Un enfant se sent fragile et il l'est. Il a donc davantage besoin de sécurité encore qu'un adulte. Ses parents sont donc là pour le rassurer. Il faut lui expliquer que les adultes sont là pour le protéger, ses parents, ses enseignants, la police, le président et les ministres : tous les adultes sont là pour protéger les enfants contre la violence. Lui dire : « nous ferons toujours TOUT, vraiment tout pour te protéger ». Insister aussi si c'est le cas, sur le fait que ça s'est passé loin de lui, dans une autre ville, un autre quartier.
Un enfant a tendance à imaginer un monde centré sur lui. Il faut donc lui expliquer que tout cela n'a rien à voir avec lui, que ces événements violents concernent le monde des adultes et que lui peut continuer à jouer, à vivre sa vie.
Lui permettre d'en parler. Les parents peuvent lui expliquer que si cette violence le tracasse, il peut venir en parler. Cela lui permet d'exprimer ces peurs et de l'aider à les dénouer, à le rassurer.
Quand l'enfant est âgé de plus de 6 ou 7 ans, il posera davantage de questions.
Même si l'enfant est plus grand, il faut éviter de l'exposer à des images sanglantes, des propos descriptifs insupportables. Cela est d'ailleurs valable pour les plus grands... et même pour les adultes. Se complaire dans ces descriptions d'actes de violence n'apporte que de l'angoisse et n'aide pas à réagir sainement.
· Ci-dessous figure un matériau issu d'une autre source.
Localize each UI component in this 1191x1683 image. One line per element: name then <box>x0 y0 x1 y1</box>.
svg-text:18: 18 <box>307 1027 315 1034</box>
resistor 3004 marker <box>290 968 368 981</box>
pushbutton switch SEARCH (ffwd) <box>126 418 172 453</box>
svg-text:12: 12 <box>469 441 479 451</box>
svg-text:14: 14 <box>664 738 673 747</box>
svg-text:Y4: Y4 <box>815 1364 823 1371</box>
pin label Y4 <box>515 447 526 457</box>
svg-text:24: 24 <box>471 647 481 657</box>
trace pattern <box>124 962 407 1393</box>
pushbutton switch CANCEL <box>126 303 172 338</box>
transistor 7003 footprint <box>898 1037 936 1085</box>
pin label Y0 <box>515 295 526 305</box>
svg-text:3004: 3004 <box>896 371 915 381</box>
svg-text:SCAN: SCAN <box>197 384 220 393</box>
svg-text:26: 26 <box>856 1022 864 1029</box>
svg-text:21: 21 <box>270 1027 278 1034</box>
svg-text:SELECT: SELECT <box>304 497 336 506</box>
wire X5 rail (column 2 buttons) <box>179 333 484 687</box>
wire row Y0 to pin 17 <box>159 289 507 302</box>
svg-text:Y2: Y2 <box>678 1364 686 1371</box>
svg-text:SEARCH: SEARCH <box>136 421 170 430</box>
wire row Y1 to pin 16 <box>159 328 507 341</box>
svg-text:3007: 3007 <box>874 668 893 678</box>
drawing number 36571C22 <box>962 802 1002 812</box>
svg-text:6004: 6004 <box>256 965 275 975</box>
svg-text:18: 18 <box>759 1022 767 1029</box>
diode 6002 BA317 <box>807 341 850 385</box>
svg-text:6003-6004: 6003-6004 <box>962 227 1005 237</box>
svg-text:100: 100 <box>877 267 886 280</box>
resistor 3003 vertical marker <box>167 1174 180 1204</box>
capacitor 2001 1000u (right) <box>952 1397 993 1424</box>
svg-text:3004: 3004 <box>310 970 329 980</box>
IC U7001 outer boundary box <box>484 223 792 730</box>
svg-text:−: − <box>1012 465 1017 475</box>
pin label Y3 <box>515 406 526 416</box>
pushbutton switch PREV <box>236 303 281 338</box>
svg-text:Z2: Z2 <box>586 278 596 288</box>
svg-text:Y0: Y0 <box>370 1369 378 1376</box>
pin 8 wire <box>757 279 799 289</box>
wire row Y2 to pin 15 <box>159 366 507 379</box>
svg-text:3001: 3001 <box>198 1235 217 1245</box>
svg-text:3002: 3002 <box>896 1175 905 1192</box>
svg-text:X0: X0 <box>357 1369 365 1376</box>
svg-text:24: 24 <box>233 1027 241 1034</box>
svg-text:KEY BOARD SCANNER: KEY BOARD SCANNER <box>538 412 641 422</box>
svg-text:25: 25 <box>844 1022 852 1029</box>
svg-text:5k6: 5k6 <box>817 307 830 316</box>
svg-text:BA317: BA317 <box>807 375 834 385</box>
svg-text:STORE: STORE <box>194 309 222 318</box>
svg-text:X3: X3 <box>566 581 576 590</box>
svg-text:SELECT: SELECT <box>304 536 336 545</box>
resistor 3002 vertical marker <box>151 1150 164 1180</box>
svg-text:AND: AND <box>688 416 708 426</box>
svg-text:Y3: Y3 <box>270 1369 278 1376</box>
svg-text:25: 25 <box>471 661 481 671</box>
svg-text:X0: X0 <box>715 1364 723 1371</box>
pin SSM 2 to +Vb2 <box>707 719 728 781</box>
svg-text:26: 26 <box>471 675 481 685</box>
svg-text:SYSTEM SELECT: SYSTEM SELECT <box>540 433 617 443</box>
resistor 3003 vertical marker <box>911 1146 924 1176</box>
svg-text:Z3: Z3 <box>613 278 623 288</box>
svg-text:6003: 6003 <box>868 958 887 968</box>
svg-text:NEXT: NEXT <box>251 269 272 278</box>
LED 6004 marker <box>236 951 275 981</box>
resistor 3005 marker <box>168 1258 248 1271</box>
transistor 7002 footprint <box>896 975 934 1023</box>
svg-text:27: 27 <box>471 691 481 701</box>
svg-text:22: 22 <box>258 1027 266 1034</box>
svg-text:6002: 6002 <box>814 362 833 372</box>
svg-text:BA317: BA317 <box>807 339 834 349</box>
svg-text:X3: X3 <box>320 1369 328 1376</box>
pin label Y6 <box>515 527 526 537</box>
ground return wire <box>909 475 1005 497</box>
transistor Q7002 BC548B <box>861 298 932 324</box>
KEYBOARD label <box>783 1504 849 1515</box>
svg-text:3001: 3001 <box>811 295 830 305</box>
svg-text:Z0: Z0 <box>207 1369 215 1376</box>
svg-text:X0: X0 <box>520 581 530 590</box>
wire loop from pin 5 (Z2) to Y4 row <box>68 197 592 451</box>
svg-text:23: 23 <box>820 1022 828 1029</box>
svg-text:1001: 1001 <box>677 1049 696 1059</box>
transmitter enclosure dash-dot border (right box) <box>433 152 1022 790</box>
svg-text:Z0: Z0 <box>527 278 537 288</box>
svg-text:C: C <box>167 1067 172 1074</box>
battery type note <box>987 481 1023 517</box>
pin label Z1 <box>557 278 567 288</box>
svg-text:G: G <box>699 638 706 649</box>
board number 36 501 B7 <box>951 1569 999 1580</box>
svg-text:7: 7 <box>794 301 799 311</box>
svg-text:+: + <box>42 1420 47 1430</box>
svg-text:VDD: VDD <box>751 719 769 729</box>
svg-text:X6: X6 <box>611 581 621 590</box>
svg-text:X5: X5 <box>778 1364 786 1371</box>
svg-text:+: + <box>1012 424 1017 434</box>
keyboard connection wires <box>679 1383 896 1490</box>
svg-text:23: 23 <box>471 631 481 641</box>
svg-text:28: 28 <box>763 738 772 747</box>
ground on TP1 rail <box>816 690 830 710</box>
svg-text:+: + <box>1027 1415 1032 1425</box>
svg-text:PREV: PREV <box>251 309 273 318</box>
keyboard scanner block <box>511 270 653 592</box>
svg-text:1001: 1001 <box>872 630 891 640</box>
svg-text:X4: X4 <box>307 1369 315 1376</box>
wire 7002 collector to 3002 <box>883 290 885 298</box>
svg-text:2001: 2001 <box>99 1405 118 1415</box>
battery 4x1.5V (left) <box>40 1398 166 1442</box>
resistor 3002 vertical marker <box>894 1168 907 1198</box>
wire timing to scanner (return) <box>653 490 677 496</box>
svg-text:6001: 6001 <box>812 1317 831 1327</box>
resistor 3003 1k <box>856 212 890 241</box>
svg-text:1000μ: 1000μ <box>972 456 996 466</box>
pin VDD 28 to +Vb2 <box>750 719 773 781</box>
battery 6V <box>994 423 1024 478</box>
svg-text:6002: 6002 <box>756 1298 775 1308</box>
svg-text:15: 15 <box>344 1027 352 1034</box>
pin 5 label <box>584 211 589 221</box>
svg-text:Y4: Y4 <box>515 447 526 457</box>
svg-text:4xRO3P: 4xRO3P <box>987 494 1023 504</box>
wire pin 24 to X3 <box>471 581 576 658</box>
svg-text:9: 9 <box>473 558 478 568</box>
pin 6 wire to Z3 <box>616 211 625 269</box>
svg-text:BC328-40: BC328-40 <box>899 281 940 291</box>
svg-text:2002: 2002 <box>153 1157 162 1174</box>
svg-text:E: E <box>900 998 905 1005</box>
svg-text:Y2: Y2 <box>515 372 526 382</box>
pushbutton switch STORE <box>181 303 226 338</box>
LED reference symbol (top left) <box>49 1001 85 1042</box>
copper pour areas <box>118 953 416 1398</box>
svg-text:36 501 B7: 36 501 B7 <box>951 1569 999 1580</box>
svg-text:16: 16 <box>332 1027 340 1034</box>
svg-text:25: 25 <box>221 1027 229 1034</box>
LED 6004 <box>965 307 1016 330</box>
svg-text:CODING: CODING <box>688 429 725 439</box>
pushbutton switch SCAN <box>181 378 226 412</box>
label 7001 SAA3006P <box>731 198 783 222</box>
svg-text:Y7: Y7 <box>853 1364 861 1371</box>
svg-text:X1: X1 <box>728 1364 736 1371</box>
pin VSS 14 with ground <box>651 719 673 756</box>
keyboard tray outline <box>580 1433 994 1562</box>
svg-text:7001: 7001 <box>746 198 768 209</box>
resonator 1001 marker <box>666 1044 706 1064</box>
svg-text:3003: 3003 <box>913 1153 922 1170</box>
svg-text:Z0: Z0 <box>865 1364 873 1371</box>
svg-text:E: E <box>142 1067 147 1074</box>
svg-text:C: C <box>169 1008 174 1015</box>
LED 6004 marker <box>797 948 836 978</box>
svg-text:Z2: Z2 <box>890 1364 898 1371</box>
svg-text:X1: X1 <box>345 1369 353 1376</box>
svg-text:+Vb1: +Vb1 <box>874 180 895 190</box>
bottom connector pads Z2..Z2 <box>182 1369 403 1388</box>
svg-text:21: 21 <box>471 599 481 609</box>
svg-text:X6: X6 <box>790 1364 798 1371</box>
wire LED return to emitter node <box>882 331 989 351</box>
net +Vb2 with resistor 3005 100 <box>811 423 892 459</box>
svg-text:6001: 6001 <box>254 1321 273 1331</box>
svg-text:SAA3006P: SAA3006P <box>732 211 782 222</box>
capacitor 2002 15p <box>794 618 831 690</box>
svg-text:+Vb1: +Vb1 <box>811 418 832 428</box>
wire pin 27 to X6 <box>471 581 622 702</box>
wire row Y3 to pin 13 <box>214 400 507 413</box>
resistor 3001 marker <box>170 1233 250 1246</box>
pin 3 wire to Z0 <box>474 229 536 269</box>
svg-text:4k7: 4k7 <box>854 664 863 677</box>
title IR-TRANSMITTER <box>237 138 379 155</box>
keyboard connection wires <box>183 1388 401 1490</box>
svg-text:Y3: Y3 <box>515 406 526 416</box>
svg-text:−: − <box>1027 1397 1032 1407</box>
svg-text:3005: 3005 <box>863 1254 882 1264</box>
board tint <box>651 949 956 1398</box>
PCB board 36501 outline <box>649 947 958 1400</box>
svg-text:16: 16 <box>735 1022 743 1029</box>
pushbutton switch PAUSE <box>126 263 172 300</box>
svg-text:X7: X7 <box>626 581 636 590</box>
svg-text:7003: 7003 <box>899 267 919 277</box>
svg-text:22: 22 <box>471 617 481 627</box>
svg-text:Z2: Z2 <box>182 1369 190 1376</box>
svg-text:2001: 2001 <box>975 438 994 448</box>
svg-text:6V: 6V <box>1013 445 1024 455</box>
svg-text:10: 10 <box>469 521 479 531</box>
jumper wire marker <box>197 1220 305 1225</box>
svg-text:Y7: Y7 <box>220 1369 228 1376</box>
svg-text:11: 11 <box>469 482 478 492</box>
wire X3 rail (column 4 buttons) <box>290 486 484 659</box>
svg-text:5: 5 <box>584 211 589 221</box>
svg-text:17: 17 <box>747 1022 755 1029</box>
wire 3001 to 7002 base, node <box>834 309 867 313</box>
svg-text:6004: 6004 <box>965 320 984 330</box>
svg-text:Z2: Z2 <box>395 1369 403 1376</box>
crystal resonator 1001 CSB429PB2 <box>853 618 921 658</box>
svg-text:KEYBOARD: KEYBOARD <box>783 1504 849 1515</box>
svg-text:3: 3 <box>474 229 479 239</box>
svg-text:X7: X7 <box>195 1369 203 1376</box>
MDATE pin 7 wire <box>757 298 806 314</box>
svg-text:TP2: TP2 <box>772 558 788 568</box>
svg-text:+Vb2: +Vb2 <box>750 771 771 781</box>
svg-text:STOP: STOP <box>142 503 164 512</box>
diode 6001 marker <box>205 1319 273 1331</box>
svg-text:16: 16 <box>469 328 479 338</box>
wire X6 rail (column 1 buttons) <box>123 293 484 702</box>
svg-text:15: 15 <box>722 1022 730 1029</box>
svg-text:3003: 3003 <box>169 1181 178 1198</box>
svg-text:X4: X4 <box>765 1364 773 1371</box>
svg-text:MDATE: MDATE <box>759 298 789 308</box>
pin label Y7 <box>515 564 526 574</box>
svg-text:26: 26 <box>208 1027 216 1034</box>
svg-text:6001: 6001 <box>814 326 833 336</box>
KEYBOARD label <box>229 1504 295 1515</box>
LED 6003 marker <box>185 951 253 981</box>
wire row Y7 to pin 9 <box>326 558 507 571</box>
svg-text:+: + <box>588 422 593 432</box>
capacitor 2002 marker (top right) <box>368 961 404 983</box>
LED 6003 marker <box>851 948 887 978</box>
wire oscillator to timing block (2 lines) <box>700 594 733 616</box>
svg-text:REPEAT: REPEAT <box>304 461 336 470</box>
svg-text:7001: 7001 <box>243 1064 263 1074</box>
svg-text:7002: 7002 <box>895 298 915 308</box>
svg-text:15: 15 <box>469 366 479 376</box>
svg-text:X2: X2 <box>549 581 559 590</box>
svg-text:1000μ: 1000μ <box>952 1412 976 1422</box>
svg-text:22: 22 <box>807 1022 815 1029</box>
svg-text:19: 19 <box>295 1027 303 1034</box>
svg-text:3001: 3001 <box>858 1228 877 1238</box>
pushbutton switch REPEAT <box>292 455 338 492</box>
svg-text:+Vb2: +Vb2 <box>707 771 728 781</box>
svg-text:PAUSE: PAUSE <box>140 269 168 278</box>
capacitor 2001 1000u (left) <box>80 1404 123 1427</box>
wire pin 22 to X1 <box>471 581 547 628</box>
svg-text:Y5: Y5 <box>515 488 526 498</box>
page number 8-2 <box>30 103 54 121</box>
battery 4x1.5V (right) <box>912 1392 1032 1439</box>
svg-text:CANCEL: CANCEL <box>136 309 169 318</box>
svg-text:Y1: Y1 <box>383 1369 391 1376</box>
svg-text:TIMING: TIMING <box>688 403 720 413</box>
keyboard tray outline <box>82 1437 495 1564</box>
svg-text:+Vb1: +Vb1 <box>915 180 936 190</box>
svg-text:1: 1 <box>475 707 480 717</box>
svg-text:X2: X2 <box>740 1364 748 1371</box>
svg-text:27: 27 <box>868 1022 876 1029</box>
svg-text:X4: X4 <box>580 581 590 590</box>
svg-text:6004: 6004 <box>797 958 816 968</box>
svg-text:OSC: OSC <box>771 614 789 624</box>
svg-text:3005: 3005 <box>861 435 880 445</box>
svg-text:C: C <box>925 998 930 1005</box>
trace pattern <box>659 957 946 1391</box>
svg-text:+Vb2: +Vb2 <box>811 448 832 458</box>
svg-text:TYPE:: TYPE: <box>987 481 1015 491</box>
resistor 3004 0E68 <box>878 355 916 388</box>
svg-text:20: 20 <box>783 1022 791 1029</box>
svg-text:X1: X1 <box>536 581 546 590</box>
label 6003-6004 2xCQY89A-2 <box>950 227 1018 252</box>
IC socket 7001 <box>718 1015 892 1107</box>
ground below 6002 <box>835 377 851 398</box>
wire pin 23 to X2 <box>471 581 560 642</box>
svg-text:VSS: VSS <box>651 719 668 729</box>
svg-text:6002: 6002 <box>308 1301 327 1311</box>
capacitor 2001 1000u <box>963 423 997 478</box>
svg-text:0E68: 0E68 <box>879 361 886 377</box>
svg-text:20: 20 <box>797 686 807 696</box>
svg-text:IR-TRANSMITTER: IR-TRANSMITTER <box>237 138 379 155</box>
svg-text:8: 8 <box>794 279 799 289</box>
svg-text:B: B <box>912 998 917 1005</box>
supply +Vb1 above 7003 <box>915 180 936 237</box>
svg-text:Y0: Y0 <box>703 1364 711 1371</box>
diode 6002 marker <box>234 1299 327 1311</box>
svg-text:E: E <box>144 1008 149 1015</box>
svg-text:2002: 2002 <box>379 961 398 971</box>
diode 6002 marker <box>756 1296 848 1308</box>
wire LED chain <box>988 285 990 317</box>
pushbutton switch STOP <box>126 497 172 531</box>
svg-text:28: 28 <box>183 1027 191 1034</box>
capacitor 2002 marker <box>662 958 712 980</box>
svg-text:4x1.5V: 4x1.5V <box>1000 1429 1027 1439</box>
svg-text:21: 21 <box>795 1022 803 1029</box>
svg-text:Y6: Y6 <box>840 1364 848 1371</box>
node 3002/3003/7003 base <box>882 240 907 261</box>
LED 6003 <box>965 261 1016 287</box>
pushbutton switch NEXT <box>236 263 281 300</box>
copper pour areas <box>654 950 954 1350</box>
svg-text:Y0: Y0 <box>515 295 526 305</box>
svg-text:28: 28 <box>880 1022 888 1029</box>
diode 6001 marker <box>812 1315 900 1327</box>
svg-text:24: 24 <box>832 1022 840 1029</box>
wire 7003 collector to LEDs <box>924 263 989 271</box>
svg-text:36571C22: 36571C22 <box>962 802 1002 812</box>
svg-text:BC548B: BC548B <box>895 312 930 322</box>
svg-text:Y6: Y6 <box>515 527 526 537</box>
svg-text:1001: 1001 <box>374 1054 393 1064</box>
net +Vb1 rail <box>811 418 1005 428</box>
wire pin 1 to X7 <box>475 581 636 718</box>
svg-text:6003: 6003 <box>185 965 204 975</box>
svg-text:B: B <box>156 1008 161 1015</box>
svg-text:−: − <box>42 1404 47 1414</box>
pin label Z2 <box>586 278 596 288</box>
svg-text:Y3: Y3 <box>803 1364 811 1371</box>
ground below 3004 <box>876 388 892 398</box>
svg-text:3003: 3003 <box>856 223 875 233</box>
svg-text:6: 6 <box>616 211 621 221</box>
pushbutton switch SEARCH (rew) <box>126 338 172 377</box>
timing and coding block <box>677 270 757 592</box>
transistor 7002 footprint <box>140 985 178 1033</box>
Les explications doivent être adaptées à l'âge de l'enfant. Plus il est grand, plus il souhaitera des précisions et ne pas les lui donner pourrait l'angoisser. Mais il ne faut pas chercher à en dire davantage que ce qu'il demande ou que ce qui est nécessaire.
Rassurer un enfant, c'est d'abord lui dire que ses parents feront tout pour le protéger, mais aussi lui parler de la cité ! Notre pays est organisé pour se protéger, pour protéger ses citoyens, dont ses parents et sa famille font partie.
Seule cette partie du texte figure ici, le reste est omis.